Let $F:[a,b] \to [0,\infty)$ be a continuous function.
Let $c \in [a,b]$. Given $x\le c \le y$, suppose that $\lambda \in [0,1]$ and $c = \lambda \, x + (1-\lambda)\, y$. ($\lambda$ is unique unless $x=y=c$).
Define $D(x,y)=\lambda \, F(x) + (1-\lambda) \, F(y)$, and set $\hat F(c) =\inf_{x\le c \le y} D(x,y)$.
Question: Is there a "direct" way to prove that $\hat F$ is convex? Is $\hat F$ still convex when $b=\infty$ (the domain is unbounded)?
In the case where our domain $[a,b]$ is compact, $\hat F(c) =\min_{x\le c \le y} D(x,y)$ (since $F$ continuous).
Here is an indirect proof:
Let $CF$ the convex envelope of $F$, i.e. $$ CF(x) = \sup \{ h(x) \mid \text{$h$ is convex on $[a, b)$}\,,\, h \le F \} \, . $$ Since $CF$ is convex, we have $$ CF(c) \le \lambda \, CF(x) + (1-\lambda) \, CF(y) \le \lambda \, F(x) + (1-\lambda) \, F(y)=D(x,y), $$ so $CF(c) \le \hat F(c)$.

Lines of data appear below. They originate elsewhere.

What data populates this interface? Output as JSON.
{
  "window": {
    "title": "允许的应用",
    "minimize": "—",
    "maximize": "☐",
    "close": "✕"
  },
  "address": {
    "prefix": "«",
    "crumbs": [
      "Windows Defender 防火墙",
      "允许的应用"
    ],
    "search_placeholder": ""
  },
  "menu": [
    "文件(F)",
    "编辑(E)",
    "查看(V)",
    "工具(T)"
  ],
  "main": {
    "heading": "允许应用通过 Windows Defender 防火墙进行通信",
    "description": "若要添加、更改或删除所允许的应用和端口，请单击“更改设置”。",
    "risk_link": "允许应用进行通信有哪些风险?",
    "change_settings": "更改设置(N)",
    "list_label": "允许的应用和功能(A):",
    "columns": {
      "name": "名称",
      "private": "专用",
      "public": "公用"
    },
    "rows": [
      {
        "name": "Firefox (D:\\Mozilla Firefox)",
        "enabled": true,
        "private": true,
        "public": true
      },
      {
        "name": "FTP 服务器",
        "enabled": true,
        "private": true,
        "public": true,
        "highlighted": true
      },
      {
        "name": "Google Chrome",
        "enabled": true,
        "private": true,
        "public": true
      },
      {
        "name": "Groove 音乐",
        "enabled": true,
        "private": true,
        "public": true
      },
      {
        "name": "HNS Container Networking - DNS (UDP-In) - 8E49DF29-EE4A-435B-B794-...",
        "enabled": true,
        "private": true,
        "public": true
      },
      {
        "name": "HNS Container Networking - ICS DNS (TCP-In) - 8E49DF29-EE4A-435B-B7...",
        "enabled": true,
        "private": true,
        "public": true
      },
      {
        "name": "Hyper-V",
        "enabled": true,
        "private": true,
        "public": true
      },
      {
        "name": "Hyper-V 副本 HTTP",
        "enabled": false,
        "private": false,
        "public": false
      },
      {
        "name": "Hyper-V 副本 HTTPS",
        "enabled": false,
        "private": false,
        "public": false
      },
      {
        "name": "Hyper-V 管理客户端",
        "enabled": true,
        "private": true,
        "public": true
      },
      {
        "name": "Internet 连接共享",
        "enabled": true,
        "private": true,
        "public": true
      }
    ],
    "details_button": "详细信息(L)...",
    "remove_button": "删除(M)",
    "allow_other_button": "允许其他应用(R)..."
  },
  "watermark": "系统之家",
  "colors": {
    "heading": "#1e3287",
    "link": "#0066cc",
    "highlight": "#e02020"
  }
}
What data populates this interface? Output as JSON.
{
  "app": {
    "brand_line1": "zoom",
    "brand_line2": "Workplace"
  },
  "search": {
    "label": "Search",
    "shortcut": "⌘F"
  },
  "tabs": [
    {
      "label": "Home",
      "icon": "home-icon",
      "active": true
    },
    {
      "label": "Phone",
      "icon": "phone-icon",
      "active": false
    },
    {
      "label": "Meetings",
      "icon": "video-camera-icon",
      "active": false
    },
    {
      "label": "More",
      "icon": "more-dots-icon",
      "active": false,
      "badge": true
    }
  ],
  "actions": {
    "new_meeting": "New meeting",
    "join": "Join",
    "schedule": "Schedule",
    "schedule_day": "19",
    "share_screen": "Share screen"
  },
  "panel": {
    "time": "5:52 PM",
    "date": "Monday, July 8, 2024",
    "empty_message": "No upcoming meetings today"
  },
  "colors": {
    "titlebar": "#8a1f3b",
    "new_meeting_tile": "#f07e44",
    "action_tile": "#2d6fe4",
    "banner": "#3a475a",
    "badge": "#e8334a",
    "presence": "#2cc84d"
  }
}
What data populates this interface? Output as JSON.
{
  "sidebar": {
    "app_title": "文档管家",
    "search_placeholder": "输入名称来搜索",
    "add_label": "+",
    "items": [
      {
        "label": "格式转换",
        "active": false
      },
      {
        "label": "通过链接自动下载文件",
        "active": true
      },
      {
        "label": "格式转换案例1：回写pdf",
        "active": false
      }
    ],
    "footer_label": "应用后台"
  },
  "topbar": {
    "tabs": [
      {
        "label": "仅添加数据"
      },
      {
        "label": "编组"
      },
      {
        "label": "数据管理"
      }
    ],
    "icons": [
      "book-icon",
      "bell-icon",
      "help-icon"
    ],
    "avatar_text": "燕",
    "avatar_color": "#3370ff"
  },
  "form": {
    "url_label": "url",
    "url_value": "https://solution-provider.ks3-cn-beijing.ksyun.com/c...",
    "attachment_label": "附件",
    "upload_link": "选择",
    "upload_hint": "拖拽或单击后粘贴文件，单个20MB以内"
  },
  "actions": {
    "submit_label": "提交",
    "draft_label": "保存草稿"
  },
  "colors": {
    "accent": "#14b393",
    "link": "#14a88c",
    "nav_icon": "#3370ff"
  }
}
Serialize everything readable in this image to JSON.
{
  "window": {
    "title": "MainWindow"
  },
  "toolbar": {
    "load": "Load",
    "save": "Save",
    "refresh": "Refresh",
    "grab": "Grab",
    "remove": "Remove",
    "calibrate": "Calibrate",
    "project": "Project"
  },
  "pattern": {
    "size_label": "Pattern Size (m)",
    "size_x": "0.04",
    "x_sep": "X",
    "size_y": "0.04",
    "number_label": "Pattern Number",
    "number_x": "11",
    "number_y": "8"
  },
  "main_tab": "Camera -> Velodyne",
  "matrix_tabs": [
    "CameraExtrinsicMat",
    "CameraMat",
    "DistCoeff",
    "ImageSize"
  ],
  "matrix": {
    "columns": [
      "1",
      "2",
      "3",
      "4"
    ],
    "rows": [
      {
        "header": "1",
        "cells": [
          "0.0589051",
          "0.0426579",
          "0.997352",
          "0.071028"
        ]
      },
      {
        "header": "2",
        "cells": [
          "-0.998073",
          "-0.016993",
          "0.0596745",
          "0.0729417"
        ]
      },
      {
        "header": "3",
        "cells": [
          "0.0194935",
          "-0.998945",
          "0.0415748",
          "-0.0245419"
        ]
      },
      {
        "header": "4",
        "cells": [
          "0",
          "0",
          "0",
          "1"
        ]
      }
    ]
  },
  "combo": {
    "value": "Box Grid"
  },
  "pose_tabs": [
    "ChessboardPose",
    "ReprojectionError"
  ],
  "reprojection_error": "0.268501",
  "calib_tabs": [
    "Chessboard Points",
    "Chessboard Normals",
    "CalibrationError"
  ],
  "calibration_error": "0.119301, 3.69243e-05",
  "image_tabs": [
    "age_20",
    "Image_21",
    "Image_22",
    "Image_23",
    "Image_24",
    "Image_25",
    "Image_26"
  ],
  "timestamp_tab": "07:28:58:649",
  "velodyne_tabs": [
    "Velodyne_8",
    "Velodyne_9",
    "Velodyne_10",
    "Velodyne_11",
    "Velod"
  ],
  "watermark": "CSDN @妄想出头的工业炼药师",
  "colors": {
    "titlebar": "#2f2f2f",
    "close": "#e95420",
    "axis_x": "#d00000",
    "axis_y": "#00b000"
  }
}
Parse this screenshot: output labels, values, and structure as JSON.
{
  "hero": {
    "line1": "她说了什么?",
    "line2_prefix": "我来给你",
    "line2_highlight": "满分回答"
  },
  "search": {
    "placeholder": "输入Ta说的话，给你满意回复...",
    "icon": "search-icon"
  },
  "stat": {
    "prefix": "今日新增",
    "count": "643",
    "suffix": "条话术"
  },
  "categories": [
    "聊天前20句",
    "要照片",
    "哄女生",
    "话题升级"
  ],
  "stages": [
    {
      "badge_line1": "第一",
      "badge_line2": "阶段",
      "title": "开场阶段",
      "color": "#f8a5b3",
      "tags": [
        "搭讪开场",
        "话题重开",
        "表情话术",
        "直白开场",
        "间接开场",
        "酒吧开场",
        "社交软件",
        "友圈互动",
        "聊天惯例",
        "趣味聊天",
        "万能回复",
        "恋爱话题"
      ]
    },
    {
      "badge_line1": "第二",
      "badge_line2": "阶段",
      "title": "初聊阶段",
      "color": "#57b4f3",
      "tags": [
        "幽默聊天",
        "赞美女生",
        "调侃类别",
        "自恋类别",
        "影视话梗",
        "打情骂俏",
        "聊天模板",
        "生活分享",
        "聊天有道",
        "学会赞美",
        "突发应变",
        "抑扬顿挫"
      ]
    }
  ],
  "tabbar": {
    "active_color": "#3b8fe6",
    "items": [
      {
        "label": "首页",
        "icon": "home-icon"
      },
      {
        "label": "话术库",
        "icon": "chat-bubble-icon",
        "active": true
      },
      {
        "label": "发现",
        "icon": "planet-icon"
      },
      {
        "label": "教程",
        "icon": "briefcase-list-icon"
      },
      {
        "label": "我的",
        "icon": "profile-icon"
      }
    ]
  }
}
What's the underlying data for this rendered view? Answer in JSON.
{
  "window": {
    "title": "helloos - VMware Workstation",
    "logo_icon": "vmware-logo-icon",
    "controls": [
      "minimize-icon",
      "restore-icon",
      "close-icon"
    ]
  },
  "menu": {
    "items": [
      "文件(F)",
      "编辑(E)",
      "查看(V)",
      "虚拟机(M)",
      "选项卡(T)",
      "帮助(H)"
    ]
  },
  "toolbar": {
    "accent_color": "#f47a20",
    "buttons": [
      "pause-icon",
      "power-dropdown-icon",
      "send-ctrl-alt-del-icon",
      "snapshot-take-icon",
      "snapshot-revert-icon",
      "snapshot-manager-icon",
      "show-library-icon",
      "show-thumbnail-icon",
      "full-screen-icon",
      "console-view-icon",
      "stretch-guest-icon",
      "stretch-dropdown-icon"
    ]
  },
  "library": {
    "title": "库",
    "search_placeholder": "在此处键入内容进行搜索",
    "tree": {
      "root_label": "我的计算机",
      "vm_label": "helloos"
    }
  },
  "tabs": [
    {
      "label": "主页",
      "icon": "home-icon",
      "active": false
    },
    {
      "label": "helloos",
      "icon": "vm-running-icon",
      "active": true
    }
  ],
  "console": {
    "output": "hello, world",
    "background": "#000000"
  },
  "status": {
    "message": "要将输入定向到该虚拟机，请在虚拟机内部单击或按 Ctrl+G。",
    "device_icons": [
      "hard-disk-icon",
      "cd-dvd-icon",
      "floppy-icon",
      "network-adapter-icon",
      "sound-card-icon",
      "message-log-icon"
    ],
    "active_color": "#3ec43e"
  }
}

However, as proved here, there exist $x,y \in [a,b]$ and $\lambda \in [0,1]$ such that $c = \lambda \, x + (1-\lambda)\, y$ and $CF(c) = \lambda \, F(x) + (1-\lambda) \, F(y)=D(x,y)\ge \hat F(c)$.
Thus, $\hat F=CF$, so $\hat F$ is convex as required. However, the proof that $CF(c)$ can actually be realized as a convex sum used Caratheodory theorem, and the characterizaion of the epigraph of the convex envelope $CF$ in terms of the epigraph of $F$.
Also, this "realization fact" does not hold when $b= \infty$.
Is there a more direct way to prove this, without using the term "convex envelope"? or facts about it?